Finance Minister Jim Flaherty said Ireland had a solid bank plan and was Europe's leader in fiscal reform, warning not to take rating agency views such as S&P's downgrade of Ireland this week too seriously.
Dublin will welcome G7 chair Canada's defence of its "bad bank" plan and efforts to stem the rise in its budget deficit after S&P on Tuesday cut Ireland's credit rating to "AA-", pushing up its borrowing costs.
"Ireland certainly has led the European Union in taking the necessary courageous decisions toward fiscal consolidation," Mr. Flaherty told Irish public radio RTE in an interview during a visit to Dublin.
Ottawa is in a better position to talk about public finances than its peers, a strength S&P acknowledged when it affirmed Canada's top "AAA" rating in April.
A junior minister in Ireland's finance ministry on Thursday reiterated Dublin's criticism of S&P's method in accounting for its bank rescue costs.

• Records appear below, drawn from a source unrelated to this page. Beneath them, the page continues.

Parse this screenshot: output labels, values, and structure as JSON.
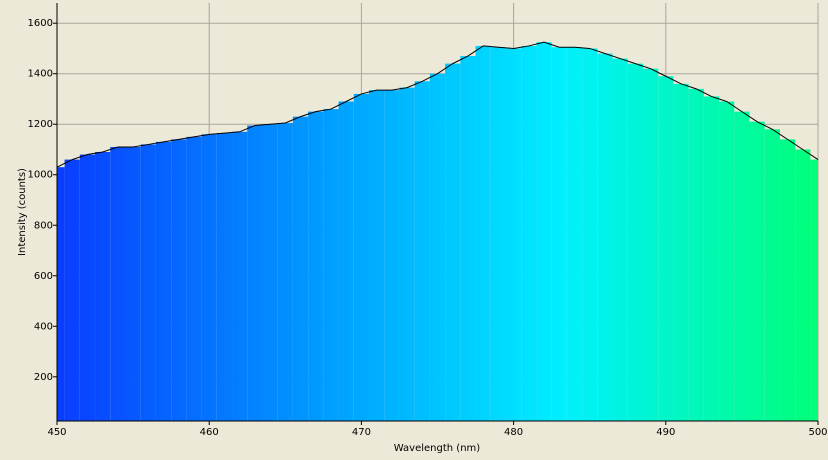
{
  "chart_data": {
    "type": "line",
    "x_label": "Wavelength (nm)",
    "y_label": "Intensity (counts)",
    "x": [
      450,
      451,
      452,
      453,
      454,
      455,
      456,
      457,
      458,
      459,
      460,
      461,
      462,
      463,
      464,
      465,
      466,
      467,
      468,
      469,
      470,
      471,
      472,
      473,
      474,
      475,
      476,
      477,
      478,
      479,
      480,
      481,
      482,
      483,
      484,
      485,
      486,
      487,
      488,
      489,
      490,
      491,
      492,
      493,
      494,
      495,
      496,
      497,
      498,
      499,
      500
    ],
    "series": [
      {
        "color": "#000000",
        "values": [
          1030,
          1060,
          1080,
          1090,
          1110,
          1110,
          1120,
          1130,
          1140,
          1150,
          1160,
          1165,
          1170,
          1195,
          1200,
          1205,
          1230,
          1250,
          1260,
          1290,
          1320,
          1335,
          1335,
          1345,
          1370,
          1400,
          1440,
          1470,
          1510,
          1505,
          1500,
          1510,
          1525,
          1505,
          1505,
          1500,
          1480,
          1460,
          1440,
          1420,
          1390,
          1360,
          1340,
          1310,
          1290,
          1250,
          1210,
          1180,
          1140,
          1100,
          1060
        ]
      }
    ],
    "fill_gradient": [
      "#0a3cff",
      "#0098ff",
      "#00f0ff",
      "#00ff78"
    ],
    "xlim": [
      450,
      500
    ],
    "xticks": [
      450,
      460,
      470,
      480,
      490,
      500
    ],
    "ylim": [
      25,
      1680
    ],
    "yticks": [
      200,
      400,
      600,
      800,
      1000,
      1200,
      1400,
      1600
    ],
    "grid": true
  }
}
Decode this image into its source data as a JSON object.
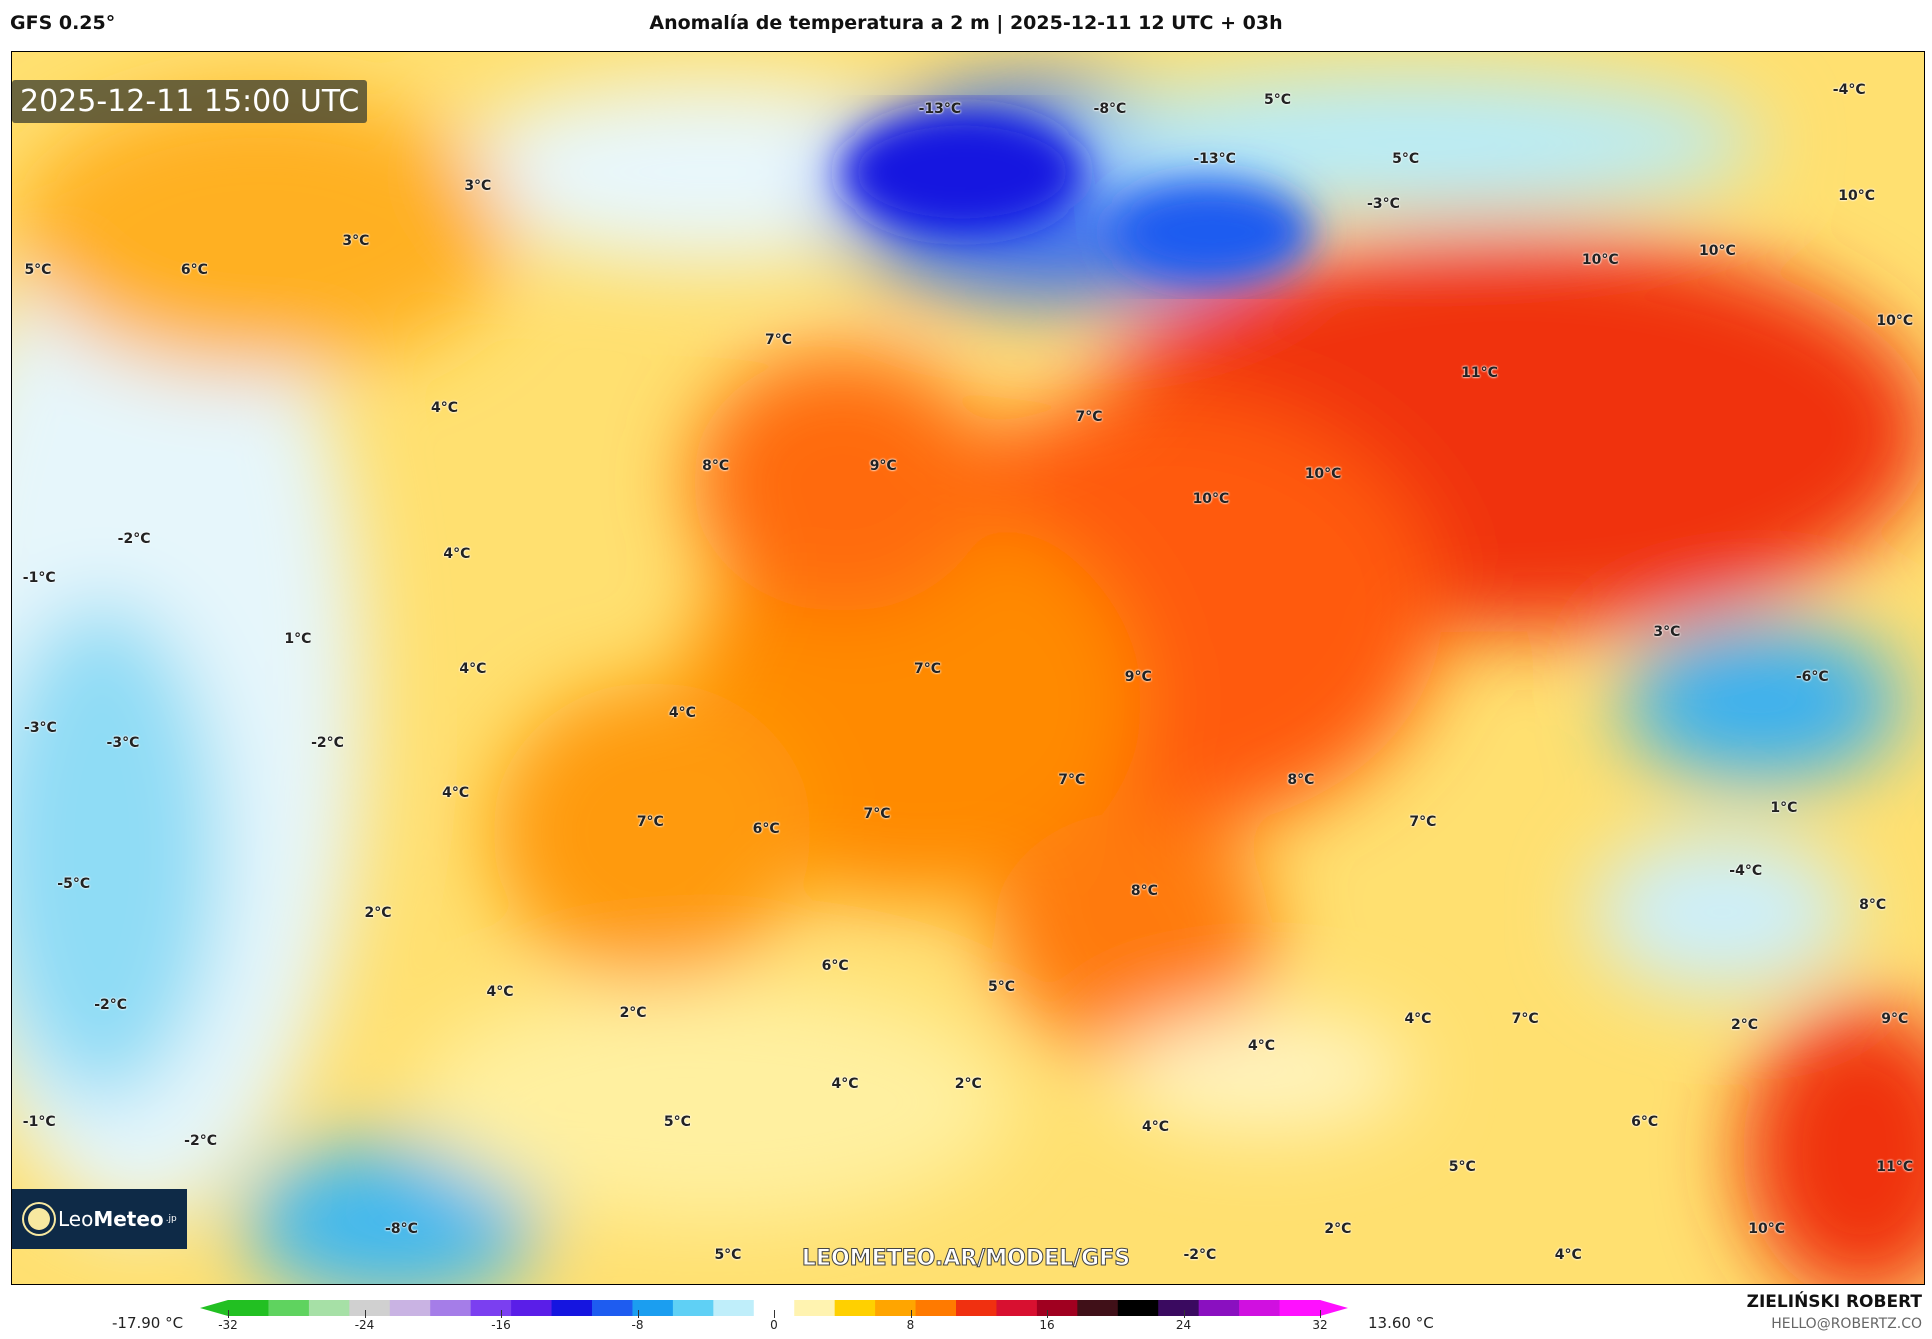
{
  "header": {
    "model": "GFS 0.25°",
    "title": "Anomalía de temperatura a 2 m | 2025-12-11 12 UTC + 03h"
  },
  "map": {
    "valid_time": "2025-12-11 15:00 UTC",
    "watermark": "LEOMETEO.AR/MODEL/GFS",
    "logo": {
      "text_light": "Leo",
      "text_bold": "Meteo",
      "suffix": ".jp"
    },
    "labels": [
      "-13°C",
      "-8°C",
      "5°C",
      "-4°C",
      "-13°C",
      "5°C",
      "-3°C",
      "10°C",
      "3°C",
      "3°C",
      "6°C",
      "5°C",
      "10°C",
      "10°C",
      "10°C",
      "7°C",
      "11°C",
      "4°C",
      "7°C",
      "8°C",
      "9°C",
      "10°C",
      "10°C",
      "-2°C",
      "4°C",
      "-1°C",
      "1°C",
      "3°C",
      "4°C",
      "7°C",
      "9°C",
      "-6°C",
      "4°C",
      "-3°C",
      "-3°C",
      "-2°C",
      "7°C",
      "8°C",
      "4°C",
      "1°C",
      "7°C",
      "6°C",
      "7°C",
      "7°C",
      "-4°C",
      "-5°C",
      "8°C",
      "8°C",
      "2°C",
      "6°C",
      "4°C",
      "5°C",
      "-2°C",
      "2°C",
      "4°C",
      "7°C",
      "2°C",
      "9°C",
      "4°C",
      "4°C",
      "2°C",
      "-1°C",
      "5°C",
      "6°C",
      "4°C",
      "-2°C",
      "5°C",
      "11°C",
      "-8°C",
      "2°C",
      "10°C",
      "5°C",
      "-2°C",
      "4°C"
    ]
  },
  "colorbar": {
    "min_label": "-17.90 °C",
    "max_label": "13.60 °C",
    "ticks": [
      "-32",
      "-24",
      "-16",
      "-8",
      "0",
      "8",
      "16",
      "24",
      "32"
    ],
    "range": [
      -32,
      32
    ],
    "colors": [
      "#22c022",
      "#5fd35f",
      "#a6e0a6",
      "#d0d0d0",
      "#c9b3e3",
      "#a57de8",
      "#7b3ff0",
      "#5a1ee8",
      "#1515e0",
      "#1e5cf0",
      "#1b9ef0",
      "#5fd0f5",
      "#bfeefa",
      "#ffffff",
      "#fff3b0",
      "#ffd000",
      "#ffa500",
      "#ff7a00",
      "#f03010",
      "#d81030",
      "#a00020",
      "#401018",
      "#000000",
      "#3a0a60",
      "#8a10c0",
      "#d010e0",
      "#ff10ff"
    ]
  },
  "credits": {
    "author": "ZIELIŃSKI ROBERT",
    "email": "HELLO@ROBERTZ.CO"
  }
}
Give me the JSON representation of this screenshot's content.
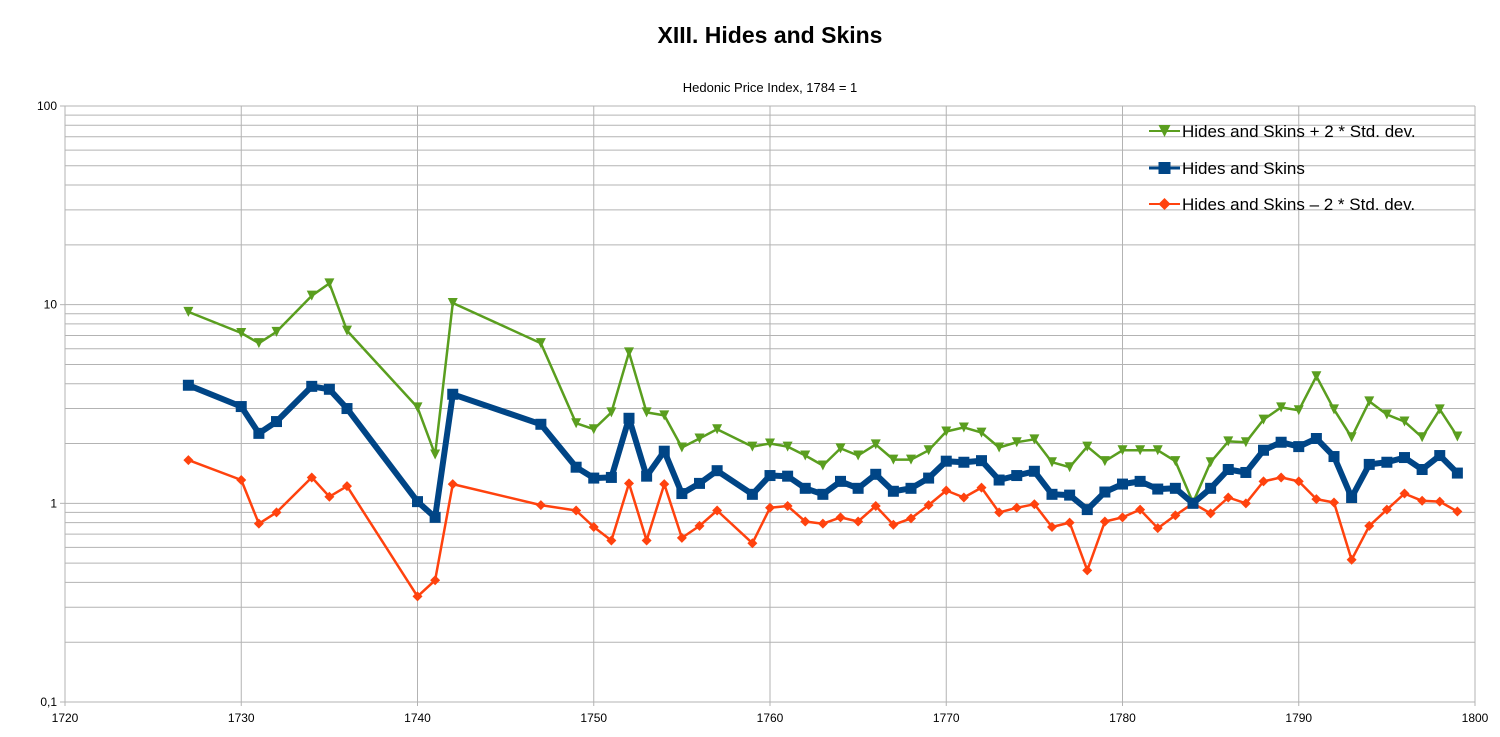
{
  "chart_data": {
    "type": "line",
    "title": "XIII. Hides and Skins",
    "subtitle": "Hedonic Price Index, 1784 = 1",
    "xlabel": "",
    "ylabel": "",
    "yscale": "log",
    "xlim": [
      1720,
      1800
    ],
    "ylim": [
      0.1,
      100
    ],
    "x_ticks": [
      "1720",
      "1730",
      "1740",
      "1750",
      "1760",
      "1770",
      "1780",
      "1790",
      "1800"
    ],
    "y_ticks": [
      "100",
      "10",
      "1",
      "0,1"
    ],
    "grid": true,
    "legend_position": "top-right",
    "x": [
      1727,
      1730,
      1731,
      1732,
      1734,
      1735,
      1736,
      1740,
      1741,
      1742,
      1747,
      1749,
      1750,
      1751,
      1752,
      1753,
      1754,
      1755,
      1756,
      1757,
      1759,
      1760,
      1761,
      1762,
      1763,
      1764,
      1765,
      1766,
      1767,
      1768,
      1769,
      1770,
      1771,
      1772,
      1773,
      1774,
      1775,
      1776,
      1777,
      1778,
      1779,
      1780,
      1781,
      1782,
      1783,
      1784,
      1785,
      1786,
      1787,
      1788,
      1789,
      1790,
      1791,
      1792,
      1793,
      1794,
      1795,
      1796,
      1797,
      1798,
      1799
    ],
    "series": [
      {
        "name": "Hides and Skins + 2 * Std. dev.",
        "color": "#5a9e1f",
        "marker": "triangle-down",
        "values": [
          9.2,
          7.2,
          6.4,
          7.3,
          11.1,
          12.8,
          7.4,
          3.04,
          1.76,
          10.2,
          6.4,
          2.53,
          2.36,
          2.87,
          5.75,
          2.87,
          2.77,
          1.91,
          2.12,
          2.36,
          1.93,
          2.0,
          1.93,
          1.74,
          1.55,
          1.89,
          1.74,
          1.98,
          1.66,
          1.66,
          1.85,
          2.3,
          2.41,
          2.27,
          1.91,
          2.03,
          2.1,
          1.61,
          1.52,
          1.93,
          1.63,
          1.85,
          1.85,
          1.85,
          1.63,
          1.01,
          1.61,
          2.05,
          2.03,
          2.64,
          3.04,
          2.94,
          4.36,
          2.97,
          2.15,
          3.26,
          2.8,
          2.58,
          2.15,
          2.97,
          2.17
        ]
      },
      {
        "name": "Hides and Skins",
        "color": "#004586",
        "marker": "square",
        "values": [
          3.93,
          3.07,
          2.25,
          2.58,
          3.88,
          3.75,
          3.0,
          1.02,
          0.85,
          3.54,
          2.5,
          1.52,
          1.34,
          1.35,
          2.68,
          1.37,
          1.83,
          1.12,
          1.26,
          1.46,
          1.11,
          1.38,
          1.37,
          1.19,
          1.11,
          1.29,
          1.19,
          1.4,
          1.15,
          1.19,
          1.34,
          1.63,
          1.61,
          1.64,
          1.31,
          1.38,
          1.45,
          1.11,
          1.1,
          0.93,
          1.14,
          1.25,
          1.29,
          1.18,
          1.19,
          1.0,
          1.19,
          1.48,
          1.43,
          1.85,
          2.03,
          1.93,
          2.12,
          1.72,
          1.07,
          1.57,
          1.61,
          1.7,
          1.48,
          1.74,
          1.42
        ]
      },
      {
        "name": "Hides and Skins – 2 * Std. dev.",
        "color": "#ff420e",
        "marker": "diamond",
        "values": [
          1.65,
          1.31,
          0.79,
          0.9,
          1.35,
          1.08,
          1.22,
          0.34,
          0.41,
          1.25,
          0.98,
          0.92,
          0.76,
          0.65,
          1.26,
          0.65,
          1.25,
          0.67,
          0.77,
          0.92,
          0.63,
          0.95,
          0.97,
          0.81,
          0.79,
          0.85,
          0.81,
          0.97,
          0.78,
          0.84,
          0.98,
          1.16,
          1.07,
          1.2,
          0.9,
          0.95,
          0.99,
          0.76,
          0.8,
          0.46,
          0.81,
          0.85,
          0.93,
          0.75,
          0.87,
          1.0,
          0.89,
          1.07,
          1.0,
          1.29,
          1.35,
          1.29,
          1.05,
          1.01,
          0.52,
          0.77,
          0.93,
          1.12,
          1.03,
          1.02,
          0.91
        ]
      }
    ]
  }
}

"We have taken such issue with the judgement of Standard & Poor's ... quite publicly, which is unusual for a government, to show that the fundamentals of our economy are still strong," Minister of State Dara Calleary told RTE.
He said Dublin could reach an agreement with the European Commission in weeks on the fate of nationalized Anglo Irish Bank, which would help ease the uncertainty that has pushed up Ireland's borrowing costs this month.
Markets will not get a full picture of Ireland's bank recapitalization costs before the end of 2010 however, when banks will have transferred the bulk of their shaky property development loans to the state's "bad bank" vehicle.
Canada, which also chaired the G20 group's summit in June, last month proposed new regulations for credit rating agencies to boost investor confidence and prevent conflicts of interest.
"You know, the rating agencies, quite frankly, were part of the problem that caused the crisis," Mr. Flaherty said. "I'm not a big fan of Moody's and Standard & Poor's and so on when they start to pontificate on certain issues," Mr. Flaherty said.